Nous étions hommes forts
Paysans aux mains de pierre
Nous étions pères de famille
Au large sourire, prodiguant les conseils
Et veillant à la chaleur sur la tête de nos enfants.
Nous étions hommes au travail
Courageux à la peine
Nous étions combattants parfois
Pour que notre peuple ne soit pas qu’un nom
Qu’on se transmette de père en fils dans le secret des veillées
Mais une terre aussi.
Nous étions groupe de fête
Danse entre frères et amis.
Que sommes nous devenus ?
Lassitudes des jours qui passent sans travail
Lassitude d’un corps qui se fatigue toujours plus
A ne rien faire.
Nos enfants nous regardent
Qu’ils cessent de le faire, par pitié !
Nous ne sommes plus qu’un dos
Une démarche traînante.
Nous, hommes au travail
Large dans la vie
Au regard clair comme le ciel des montagnes
Nous sommes inutiles
Nous portons nos enfants dans nos bras
Nous les tenons fermement
Est-ce qu’il ne reste que cela de nous ?
Des bras pour enlacer la misère?
Nous, vos femmes, vos sœurs
Nous vous voyons dans votre silence
Nous avons dorénavant des larmes dans la bouche
Vie de bidons qu’il faut remplir d’eau, de kérosène.

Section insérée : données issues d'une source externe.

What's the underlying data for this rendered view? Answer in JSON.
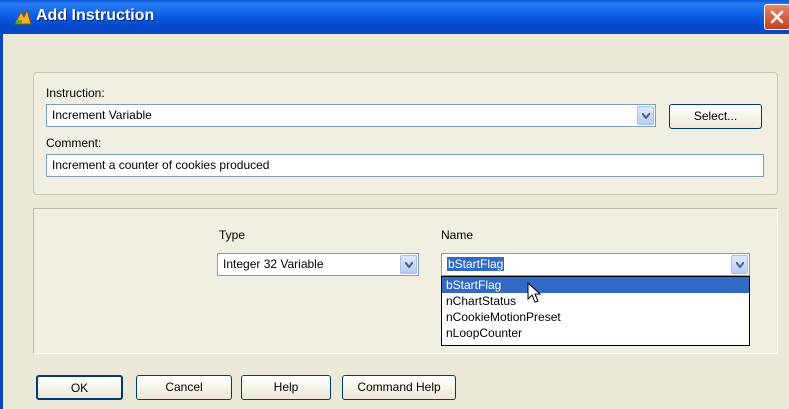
{
  "window": {
    "title": "Add Instruction"
  },
  "instruction": {
    "label": "Instruction:",
    "value": "Increment Variable",
    "select_button": "Select..."
  },
  "comment": {
    "label": "Comment:",
    "value": "Increment a counter of cookies produced"
  },
  "type": {
    "label": "Type",
    "value": "Integer 32 Variable"
  },
  "name": {
    "label": "Name",
    "value": "bStartFlag",
    "options": [
      "bStartFlag",
      "nChartStatus",
      "nCookieMotionPreset",
      "nLoopCounter"
    ],
    "highlighted_index": 0
  },
  "buttons": {
    "ok": "OK",
    "cancel": "Cancel",
    "help": "Help",
    "command_help": "Command Help"
  },
  "colors": {
    "titlebar": "#0a57d8",
    "selection": "#316ac5",
    "dialog_bg": "#ece9d8"
  }
}
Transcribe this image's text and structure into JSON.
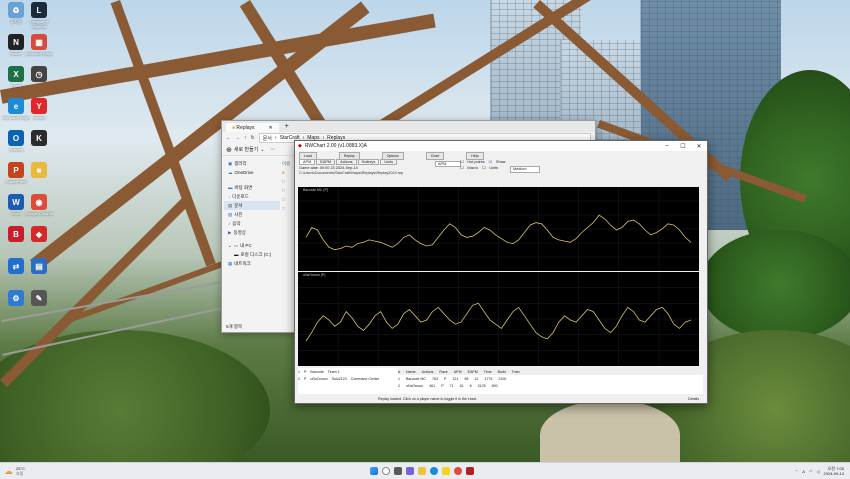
{
  "desktop_icons": [
    {
      "label": "휴지통",
      "icon": "recycle-bin-icon",
      "color": "#6aa0d8",
      "glyph": "♻"
    },
    {
      "label": "League of Legends",
      "icon": "league-icon",
      "color": "#1c2a3a",
      "glyph": "L"
    },
    {
      "label": "Notion",
      "icon": "notion-icon",
      "color": "#222222",
      "glyph": "N"
    },
    {
      "label": "Microsoft Edge",
      "icon": "calendar-icon",
      "color": "#d9493e",
      "glyph": "▦"
    },
    {
      "label": "Excel",
      "icon": "excel-icon",
      "color": "#1e7145",
      "glyph": "X"
    },
    {
      "label": "",
      "icon": "clock-icon",
      "color": "#444444",
      "glyph": "◷"
    },
    {
      "label": "Microsoft Edge",
      "icon": "edge-icon",
      "color": "#1b8ad8",
      "glyph": "e"
    },
    {
      "label": "Yandex",
      "icon": "yandex-icon",
      "color": "#e3262c",
      "glyph": "Y"
    },
    {
      "label": "Outlook",
      "icon": "outlook-icon",
      "color": "#0a64b4",
      "glyph": "O"
    },
    {
      "label": "",
      "icon": "app-icon",
      "color": "#2b2b2b",
      "glyph": "K"
    },
    {
      "label": "PowerPoint",
      "icon": "powerpoint-icon",
      "color": "#c4441e",
      "glyph": "P"
    },
    {
      "label": "",
      "icon": "folder-icon",
      "color": "#e8b93c",
      "glyph": "■"
    },
    {
      "label": "Word",
      "icon": "word-icon",
      "color": "#1c5bb5",
      "glyph": "W"
    },
    {
      "label": "Google Chrome",
      "icon": "chrome-icon",
      "color": "#dd4b39",
      "glyph": "◉"
    },
    {
      "label": "",
      "icon": "bandizip-icon",
      "color": "#c81e2c",
      "glyph": "B"
    },
    {
      "label": "",
      "icon": "v3-icon",
      "color": "#d62828",
      "glyph": "◆"
    },
    {
      "label": "",
      "icon": "teamviewer-icon",
      "color": "#1f6fd0",
      "glyph": "⇄"
    },
    {
      "label": "",
      "icon": "calc-icon",
      "color": "#2b6cc4",
      "glyph": "▤"
    },
    {
      "label": "",
      "icon": "network-icon",
      "color": "#2d7bd5",
      "glyph": "⚙"
    },
    {
      "label": "",
      "icon": "tool-icon",
      "color": "#555555",
      "glyph": "✎"
    }
  ],
  "explorer": {
    "tab_title": "Replays",
    "breadcrumb": [
      "문서",
      "StarCraft",
      "Maps",
      "Replays"
    ],
    "new_button": "새로 만들기",
    "sidebar": [
      "갤러리",
      "OneDrive",
      "바탕 화면",
      "다운로드",
      "문서",
      "사진",
      "음악",
      "동영상",
      "내 PC",
      "로컬 디스크 (C:)",
      "네트워크"
    ],
    "list_header": "이름",
    "list_items": [
      "Rand",
      "rep",
      "rep",
      "rep",
      "rep"
    ],
    "status": "5개 항목"
  },
  "rwchart": {
    "title": "RWChart 2.00 (v1.0883.X)A",
    "toolbar": [
      "Load",
      "Replay",
      "Options",
      "Chart",
      "Help"
    ],
    "tab_labels": [
      "APM",
      "EAPM",
      "Actions",
      "Hotkeys",
      "Units"
    ],
    "replay_info": "Game date: 00:00 23 2024-Sep-14",
    "file_path": "C:\\Users\\Documents\\StarCraft\\Maps\\Replays\\Replay2024.rep",
    "chart_type_select": "APM",
    "smoothing_select": "Medium",
    "options": [
      "Hot points",
      "Show",
      "Macro",
      "Units"
    ],
    "chart1_label": "Barcode MC (P)",
    "chart2_label": "uNxOnoon (P)",
    "table_headers": [
      "#",
      "Name",
      "Actions",
      "Race",
      "APM",
      "EAPM",
      "Time",
      "Build",
      "Train"
    ],
    "table_rows": [
      [
        "1",
        "Barcode MC",
        "763",
        "P",
        "121",
        "98",
        "12",
        "1775",
        "2100"
      ],
      [
        "2",
        "uNxOnoon",
        "461",
        "P",
        "71",
        "61",
        "8",
        "3125",
        "800"
      ]
    ],
    "player_rows": [
      {
        "num": "1",
        "race": "P",
        "name": "Barcode",
        "actions": "SoloPlayer",
        "team": "Team 1"
      },
      {
        "num": "2",
        "race": "P",
        "name": "uNxOnoon",
        "actions": "Solo2123",
        "team": "Command Center"
      }
    ],
    "status_text": "Replay loaded. Click on a player name to toggle it in the chart.",
    "right_status": "Details"
  },
  "taskbar": {
    "weather_temp": "25°C",
    "weather_desc": "흐림",
    "time": "오전 7:05",
    "date": "2024-09-14",
    "lang": "A"
  },
  "chart_data": [
    {
      "type": "line",
      "title": "Barcode MC (P)",
      "series": [
        {
          "name": "APM",
          "values": [
            120,
            160,
            150,
            110,
            80,
            70,
            75,
            85,
            80,
            95,
            100,
            110,
            105,
            100,
            90,
            80,
            95,
            120,
            130,
            110,
            95,
            85,
            90,
            120,
            150,
            175,
            160,
            130,
            120,
            125,
            140,
            160,
            150,
            130,
            115,
            100,
            95,
            110,
            140,
            170,
            180,
            175,
            150,
            120,
            110,
            105,
            100,
            115,
            140,
            160,
            180,
            210,
            195,
            170,
            150,
            160,
            185,
            190,
            175,
            150,
            130,
            140,
            155,
            175,
            170,
            150,
            120,
            100
          ]
        }
      ],
      "ylim": [
        0,
        300
      ]
    },
    {
      "type": "line",
      "title": "uNxOnoon (P)",
      "series": [
        {
          "name": "APM",
          "values": [
            50,
            70,
            95,
            110,
            100,
            85,
            95,
            120,
            105,
            85,
            75,
            90,
            110,
            120,
            95,
            80,
            90,
            115,
            125,
            110,
            95,
            100,
            120,
            130,
            115,
            100,
            90,
            95,
            115,
            135,
            140,
            120,
            100,
            90,
            80,
            100,
            120,
            130,
            110,
            90,
            70,
            60,
            55,
            70,
            95,
            110,
            100,
            95,
            110,
            125,
            120,
            100,
            80,
            70,
            85,
            110,
            130,
            120,
            100,
            95,
            110,
            125,
            130,
            115,
            90,
            80,
            95,
            100
          ]
        }
      ],
      "ylim": [
        0,
        200
      ]
    }
  ]
}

Vie de pelles pour creuser les rigoles
Et déjouer les ruses de la pluie
Vie de marmailles, les uns sur les autres
Comme des portées de chiots sous la tente.
Et cette chaleur au moins
Qui donne au matin
Une odeur d’étable à la tente
Personne ne nous l’enlèvera
Vie de linges qui pend entre nos tentes
Ou le long du grillage exhibant notre misère
Nous comptons les pantalons et les pulls que nous n’avons plus.
Nous comptons les affaires laissées dans nos maisons
Dans nos tiroirs de nos armoires
Car nous avions des armoires
Il nous vient à pleurer en y repensant
Nous avons dorénavant
Les larmes dans l’esprit
Nous, vos femmes qui ne pouvons sortir du camp
Nous nous levons chaque matin
Et nous nous regardons
Nous voyons nos enfants mal couverts
Ils seront malades parce que l’hiver viendra
Nous savons certains des plus jeunes que le froid emportera
Dans nos bras déjà, un enfant est gris de mort
Nous l’emmitouflons dans une couverture
Qui ne chauffe plus son corps
Nous avons les lèvres au coin des larmes
Et pourtant le ciel est bleu et vaste
Nous avons les larmes qui coulent au fond de l’âme
Nous regardons nos enfants qui regardent les allées désertes du camp
Ils sont là, ne disent rien
Ont le visage sérieux et se demandent en silence
Quel nom ils porteront maintenant
Qu’ils sont le fils de cette terre qui n’appartient qu’au vent.